The pd.read_csv() method imports csv files. We will create a list of the many dataframes we will read using pd.read_csv(). Finally, we will concatenate them along rows to create a single data file for each category.
frames = []
for csv in drug_files:
df = pd.read_csv(csv)
df = df[["primaryid","drug_seq","drugname","route"]]
frames.append(df)
drug = pd.concat(frames)
Now, let's see how many drug records we have downloaded.
drug.shape
As we can see above, we have downloaded 13.7 million drug records.
We can see the columns in our dataframe as below:
drug.columns
We can also see the data type of each column.
drug.dtypes
We can also see the first and the last few rows as below:
drug.head()
drug.tail()
Now, let's have a look at the first few lines of the demography data.
! head -4 demo2015q4.csv
As you can see the demography data files have many columns.
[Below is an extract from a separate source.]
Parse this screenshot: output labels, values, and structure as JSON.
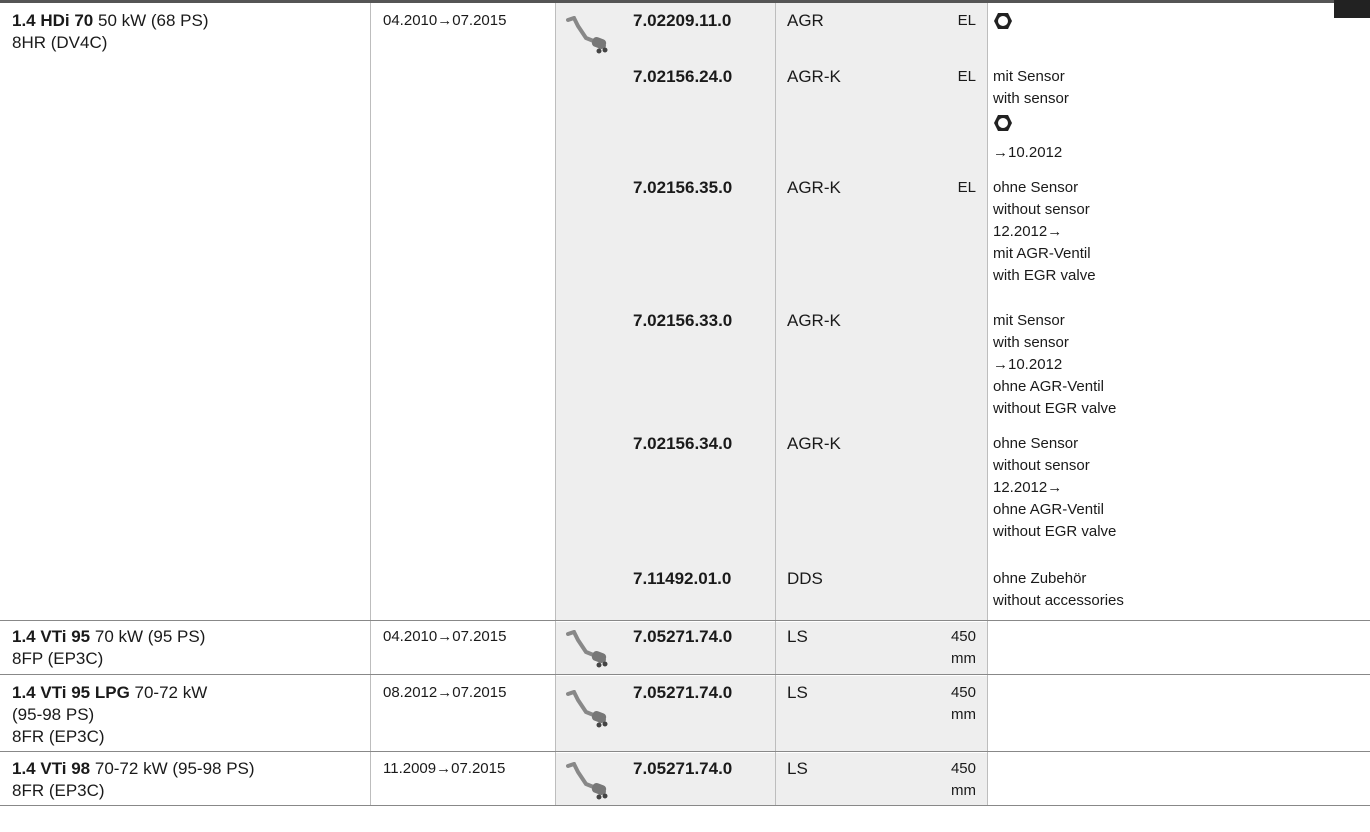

Here also, let's select only some of the variables. Primaryid, caseid, age, age_cod, event_dt, sex, wt, wt_cod and occr_country are enough for our tutorial. Then, let's create "demography" dataset by concatenating all quarterly demography data files from 2013 to 2016.
frames = []
for csv in demography_files:
df = pd.read_csv(csv)
df = df[["primaryid","caseid","age","age_cod","event_dt",
"sex","wt","wt_cod","occr_country"]]
frames.append(df)
demography = pd.concat(frames)
demography.shape
The demography data has more than four million records.
demography.head()
! head -4 reac2015q3.csv
From the reaction data sets, we will use the primaryid and the pt (preffered term for the reaction).
frames = []
for csv in reaction_files:
df = pd.read_csv(csv)
df = df[["primaryid","pt"]]
frames.append(df)
reaction = pd.concat(frames)
reaction.shape
The reaction data contains about 12 million records. Let's see a sample from the reaction data.
reaction.sample(n = 10)
! head outc2015q3.csv
From the outcome data files, let's take the primaryid and outc_cod (outcome code) and concatenate all outcome quarterly data files.
frames = []
for csv in outcome_files:
df = pd.read_csv(csv)
df = df[["primaryid","outc_cod"]]
frames.append(df)
outcome = pd.concat(frames)
outcome.shape
The outcome data has about three million records. We can use the sample command and specify the fraction we want to display a sample as below.
outcome.sample(frac = 3*10**(-6))
Finally, let's concatenate the indication data files.
! head indi2015q3.csv
frames = []
for csv in indication_files:
df = pd.read_csv(csv)
df = df[["primaryid","indi_drug_seq","indi_pt"]]
frames.append(df)
indication = pd.concat(frames)
indication.shape
The indication data has about nine million rows. Let's display a sample from it.
indication.sample(n = 10)
This is enough for today. In part two of this series, we will save our data in a database and use Pandas to clean, explore and visualize our data.